With the Nov. 15 kick-off for this year’s health law enrollment season fast approaching, the need for more training for the people who help consumers navigate the health insurance marketplace is growing increasingly clear.
For example, 92 percent of health insurance marketplace assister programs say they want more preparation than they received last year, according to survey findings released last month by the Kaiser Family Foundation.
This figure, highlighted during an Aug. 5 briefing, came out of a larger survey conducted after the first open enrollment period concluded last spring. The survey polled people who supervised assistance efforts by navigators, in-person assisters, certified application counselors, federally qualified health centers and federal enrollment assistance programs which were promoting federal and state-based health care exchanges.
Out of 843 respondents, 41 percent indicated a desire for more training about how to help consumers after they enrolled in health plans. The same proportion wanted more support in addressing “tax filing issues,” according to the report. About 39 percent of respondents indicated the need for further training in distinguishing between qualified health plans. The same figure wanted more training in interpreting how immigration status shaped eligibility.
These numbers do not come as a surprise to people already involved in trying to help consumers use the health law’s online marketplaces.

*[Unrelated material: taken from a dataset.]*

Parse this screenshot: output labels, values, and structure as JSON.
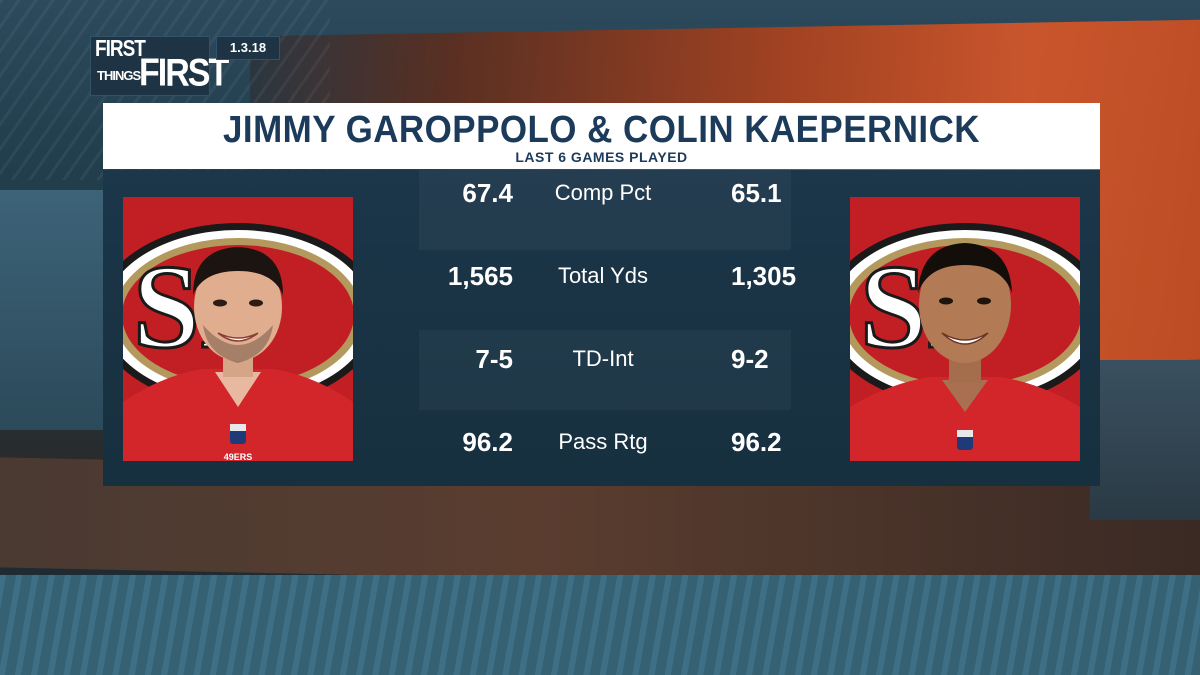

“I don’t think it’s a secret that people wanted more training,” said Rochelle Webb, program manager at Cognosante, a federally contracted company that worked on targeted enrollment assistance in multiple states.

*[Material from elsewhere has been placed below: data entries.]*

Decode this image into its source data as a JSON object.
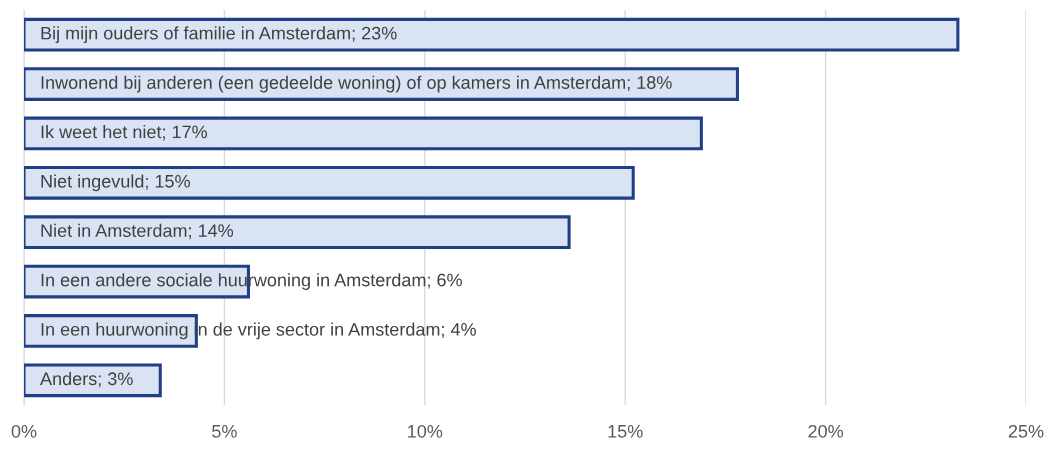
{
  "chart_data": {
    "type": "bar",
    "orientation": "horizontal",
    "categories": [
      "Bij mijn ouders of familie in Amsterdam; 23%",
      "Inwonend bij anderen (een gedeelde woning) of op kamers in Amsterdam; 18%",
      "Ik weet het niet; 17%",
      "Niet ingevuld; 15%",
      "Niet in Amsterdam; 14%",
      "In een andere sociale huurwoning in Amsterdam; 6%",
      "In een huurwoning in de vrije sector in Amsterdam; 4%",
      "Anders; 3%"
    ],
    "values": [
      23.3,
      17.8,
      16.9,
      15.2,
      13.6,
      5.6,
      4.3,
      3.4
    ],
    "color": "#dae3f3",
    "xlim": [
      0,
      25
    ],
    "xticks": [
      {
        "value": 0,
        "label": "0%"
      },
      {
        "value": 5,
        "label": "5%"
      },
      {
        "value": 10,
        "label": "10%"
      },
      {
        "value": 15,
        "label": "15%"
      },
      {
        "value": 20,
        "label": "20%"
      },
      {
        "value": 25,
        "label": "25%"
      }
    ],
    "grid": "x"
  }
}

Programs working with healthcare.gov received training through the federal Centers for Medicare & Medicaid Services, while those handling state exchanges were certified by the individual state. Some states introduced additional qualifications for navigators, such as Georgia, which required that they pass the same exam insurance brokers take.
The federal curriculum required about 20 hours of training, plus online assessments.
Although she called the federal curriculum “comprehensive,” Webb said assisters with whom she worked and communicated last time around had wanted more hands-on preparation before the websites’ initial launch. Instead, assisters ended up having to figure out many of the particulars when they were already in the trenches.
CMS is still developing this year’s training, which, based on current scheduling information, will be available in September. It’s expected to attempt to tackle some of these issues.
The July KFF report indicated that more than 90 percent of assisters had been contacted by consumers after they enrolled in insurance plans, with those consumers seeking additional help.
Given most state experiences with open enrollment last year, the survey results aren’t surprising, said Lena Hershkovitz, vice president of eligibility for programs at the state assister program HealthCare Access Maryland.
“We’ve identified the need for some supplemental training for our staff,” Hershkovitz said.
Her organization plans to enhance assister-education efforts, emphasizing elements such as common insurance terms, household makeups and interpreting tax and immigration documents, she said. And a good portion of assister work necessitates “on-the-job” training.
But even with these efforts, Hershkovitz said she imagines assister programs across the country will likely continue identifying new areas in which they could use more help. She doesn’t expect the rate of assistors who want more training to decline.
“Different training topics will likely arise to the top” of assister-identified needs next year, she said. “Continuing education is going to continue to be important.”
In this survey, which was conducted April 24 to May 12, participants were asked to identify topics on which they would like further training, a list that included the option of “no additional topics or issues.” About 8 percent selected that option. The results were published in a July report examining how assister programs worked during the Affordable Care Act’s initial rollout.